3. Se for usar algum aplicativo espião, que dá acesso remoto a outro celular, priorize ferramentas do próprio sistema operacional do aparelho ou de empresas como Google e Microsoft, cujos termos de uso são "minimamente transparentes," segundo o pesquisador do Idec.

4. Fale com eles sobre a falta de neutralidade dos algoritmos.

5. Limite o tempo de tela e acesso a redes sociais conforme cada faixa etária. Ferramentas do próprio Instagram ou Tiktok ajudam a fazer essa restrição.

6. Utilize serviços das redes sociais que permitam integrar contas de pais e filhos, como a Central da Família, do Instagram.
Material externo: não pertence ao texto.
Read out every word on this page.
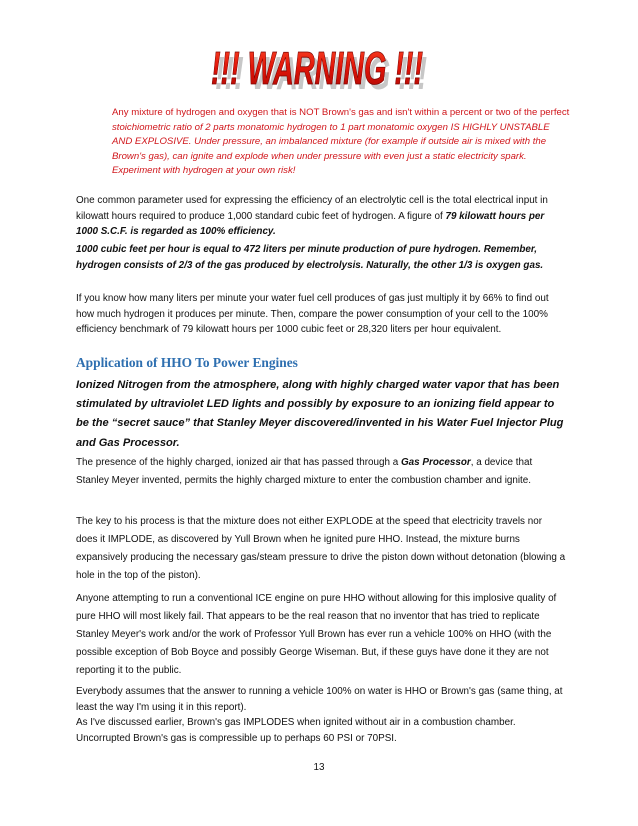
!!! WARNING !!!
!!! WARNING !!!
Any mixture of hydrogen and oxygen that is NOT Brown's gas and isn't within a percent or two of the perfect stoichiometric ratio of 2 parts monatomic hydrogen to 1 part monatomic oxygen IS HIGHLY UNSTABLE AND EXPLOSIVE. Under pressure, an imbalanced mixture (for example if outside air is mixed with the Brown's gas), can ignite and explode when under pressure with even just a static electricity spark. Experiment with hydrogen at your own risk!
One common parameter used for expressing the efficiency of an electrolytic cell is the total electrical input in kilowatt hours required to produce 1,000 standard cubic feet of hydrogen. A figure of 79 kilowatt hours per 1000 S.C.F. is regarded as 100% efficiency.
1000 cubic feet per hour is equal to 472 liters per minute production of pure hydrogen. Remember, hydrogen consists of 2/3 of the gas produced by electrolysis. Naturally, the other 1/3 is oxygen gas.
If you know how many liters per minute your water fuel cell produces of gas just multiply it by 66% to find out how much hydrogen it produces per minute. Then, compare the power consumption of your cell to the 100% efficiency benchmark of 79 kilowatt hours per 1000 cubic feet or 28,320 liters per hour equivalent.
Application of HHO To Power Engines
Ionized Nitrogen from the atmosphere, along with highly charged water vapor that has been stimulated by ultraviolet LED lights and possibly by exposure to an ionizing field appear to be the “secret sauce” that Stanley Meyer discovered/invented in his Water Fuel Injector Plug and Gas Processor.
The presence of the highly charged, ionized air that has passed through a Gas Processor, a device that Stanley Meyer invented, permits the highly charged mixture to enter the combustion chamber and ignite.
The key to his process is that the mixture does not either EXPLODE at the speed that electricity travels nor does it IMPLODE, as discovered by Yull Brown when he ignited pure HHO. Instead, the mixture burns expansively producing the necessary gas/steam pressure to drive the piston down without detonation (blowing a hole in the top of the piston).
Anyone attempting to run a conventional ICE engine on pure HHO without allowing for this implosive quality of pure HHO will most likely fail. That appears to be the real reason that no inventor that has tried to replicate Stanley Meyer's work and/or the work of Professor Yull Brown has ever run a vehicle 100% on HHO (with the possible exception of Bob Boyce and possibly George Wiseman. But, if these guys have done it they are not reporting it to the public.
Everybody assumes that the answer to running a vehicle 100% on water is HHO or Brown's gas (same thing, at least the way I'm using it in this report).
As I've discussed earlier, Brown's gas IMPLODES when ignited without air in a combustion chamber.
Uncorrupted Brown's gas is compressible up to perhaps 60 PSI or 70PSI.
13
7. Baseie suas decisões em diretrizes científicas sobre o tema. Pesquise e consulte cartilhas informativas de organizações confiáveis, como o NIC.br. O órgão ajudou a desenvolver o guia "Internet Segura para seus filhos", que pode ser acessado gratuitamente aqui.

8. Introduza a criança no universo digital gradualmente, levando em conta o que ela consegue fazer em cada faixa etária. Por exemplo, a idade mínima para abrir uma conta pessoal no Instagram ou TikTok é 13 anos, já na adolescência.

9. Quando chegar o momento de abrir contas nas redes, priorize perfis fechados, acompanhe cada conteúdo postado, evitando que a criança faça publicações que exponha detalhes sobre sua vida, como uma foto de uniforme na porta da escola.

10. Não use um tom autoritário com crianças e adolescentes, nem demonize as redes. "Precisamos protegê-las na internet, e não da internet", reforça Maria.